VB5510H2/BE45-235E
Selfridges / London, 9th March 2019
I've long admired Breitling's ani/digi watches, and indeed it was probably the root of my decision to buy my TAG Heuer Chronotimer, which offered a similar combination dial at a fraction of the cost. Still, it was nice to finally get my hands on one of Breitling's 'Superquartz' pieces and I certainly went big here with the Exospace B55. Measuring a whopping 46mm, the Exospace B55 has a lot of wrist presence, rather too much really, even for my substantial 7.3/4" wrist. This measures just 1mm larger than my Carrera Heuer 01 Skeleton but it feels a whole step bigger. I guess the blue strap probably doesn't help matters, although I quite liked it, I must admit I'd prefer a black one.
Unfortunately I was served by an absolute tool of a salesman, and I think that's maybe why I've left it so long to review this piece. Clearly it's not Breitling's fault that the guy working in Selfridges presents their company in a bad light, and I have to say that my experiences in the Breitling boutique on Bond Street have been very positive. Unfortunately that means that my memories of the day are somewhat vague, and in truth I didn't actually have the watch on for all that long.
I do remember being somewhat disappointed that the watch isn't as 'black' as I'd hoped. It actually has a gun-metal grey kind of look, which I'm not sure really goes with the blue rubber strap, but still, each to their own. Actually, thinking about it more, a black strap would make the case look even lighter so that's probably not the answer either. Maybe white would work best? If Roger Dubuis and Richard Mille can do white rubber straps, then why not? Hmm, probably not now, since Breitling are consciously moving towards being a more 'conservative/backwards' looking company.
This, on the other hand, is a very forward looking and technical watch, with a perpetual digital calendar, a flyback 1/100th of a second chronograph (not really sure how you can have a flyback digital chronograph though...), seven daily alarms, a countdown timer, countdown/count-up clock, bluetooth connectivity and more. The watch also features a ratcheting, bi-directional bezel marked with simple minutes.
In addition to it's fairly epic size, it's also relatively (if not outlandishly) thick at 15.25mm, which means that you certainly won't forget you're wearing it even though as it's made of titanium it's not especially heavy. All in all it's a hell of a thing, but I can't honestly say I was reluctant to give it back to the salesman. Truthfully, while the Chronotimer isn't as 'impressive' overall, it has more than enough digital capability for me and still has a great deal of wrist presence due to it's chunky case and mirror finished, skeletonised hands.

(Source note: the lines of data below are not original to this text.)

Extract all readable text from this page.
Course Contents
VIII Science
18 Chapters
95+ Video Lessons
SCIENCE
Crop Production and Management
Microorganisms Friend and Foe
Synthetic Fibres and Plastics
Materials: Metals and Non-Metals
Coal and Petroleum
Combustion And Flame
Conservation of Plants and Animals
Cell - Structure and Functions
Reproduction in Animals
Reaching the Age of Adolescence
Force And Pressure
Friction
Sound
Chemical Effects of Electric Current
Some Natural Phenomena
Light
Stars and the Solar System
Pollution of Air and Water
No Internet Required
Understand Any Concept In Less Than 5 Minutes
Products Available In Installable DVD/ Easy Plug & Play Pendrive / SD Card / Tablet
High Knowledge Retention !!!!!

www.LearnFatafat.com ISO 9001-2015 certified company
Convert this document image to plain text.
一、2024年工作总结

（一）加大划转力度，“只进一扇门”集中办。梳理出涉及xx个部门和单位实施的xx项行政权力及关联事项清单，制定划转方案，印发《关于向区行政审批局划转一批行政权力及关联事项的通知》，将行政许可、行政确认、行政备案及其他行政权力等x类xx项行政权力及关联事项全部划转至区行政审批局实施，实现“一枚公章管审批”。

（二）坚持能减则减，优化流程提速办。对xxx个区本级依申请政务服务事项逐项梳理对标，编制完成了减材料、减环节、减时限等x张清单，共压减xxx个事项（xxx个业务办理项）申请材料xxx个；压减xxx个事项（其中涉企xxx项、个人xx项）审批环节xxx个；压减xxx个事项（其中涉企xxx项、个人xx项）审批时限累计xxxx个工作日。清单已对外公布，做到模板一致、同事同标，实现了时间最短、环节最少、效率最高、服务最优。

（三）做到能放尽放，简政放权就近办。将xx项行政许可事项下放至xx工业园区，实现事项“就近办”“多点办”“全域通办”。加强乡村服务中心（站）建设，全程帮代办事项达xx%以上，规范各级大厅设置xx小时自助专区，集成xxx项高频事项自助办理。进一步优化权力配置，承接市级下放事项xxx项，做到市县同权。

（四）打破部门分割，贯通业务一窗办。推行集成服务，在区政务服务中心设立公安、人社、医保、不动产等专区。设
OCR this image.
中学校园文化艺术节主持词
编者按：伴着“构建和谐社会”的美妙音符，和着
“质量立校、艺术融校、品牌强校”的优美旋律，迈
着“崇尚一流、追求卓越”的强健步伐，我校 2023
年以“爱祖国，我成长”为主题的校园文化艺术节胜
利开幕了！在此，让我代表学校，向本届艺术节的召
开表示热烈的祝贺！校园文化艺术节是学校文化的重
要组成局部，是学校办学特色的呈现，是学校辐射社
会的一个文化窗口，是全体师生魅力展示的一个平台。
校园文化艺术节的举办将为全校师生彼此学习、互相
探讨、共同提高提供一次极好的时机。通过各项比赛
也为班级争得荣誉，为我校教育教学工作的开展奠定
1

Then there's the price, the Breitling Exospace B55 is not a cheap watch at £6710 (I believe it was £6300 back in March so there must have been quite a price hike in the meantime!) and bearing in mind you could easily pick up a mint pre-owned Chronotimer for less than a grand on eBay, well... it's a hard one to justify for me.
Obviously the Exospace B55 isn't going to be everyone's cup of tea, and I'm sure it appeals to a certain specific kind of customer, I just hope Breitling don't go so far down the retro-road that they start shutting down these avenues to concentrate wholly on mechanical movements and endless variations on the Navitimer; because while I could find better things to spend £7k on, I'm kinda glad that this exists.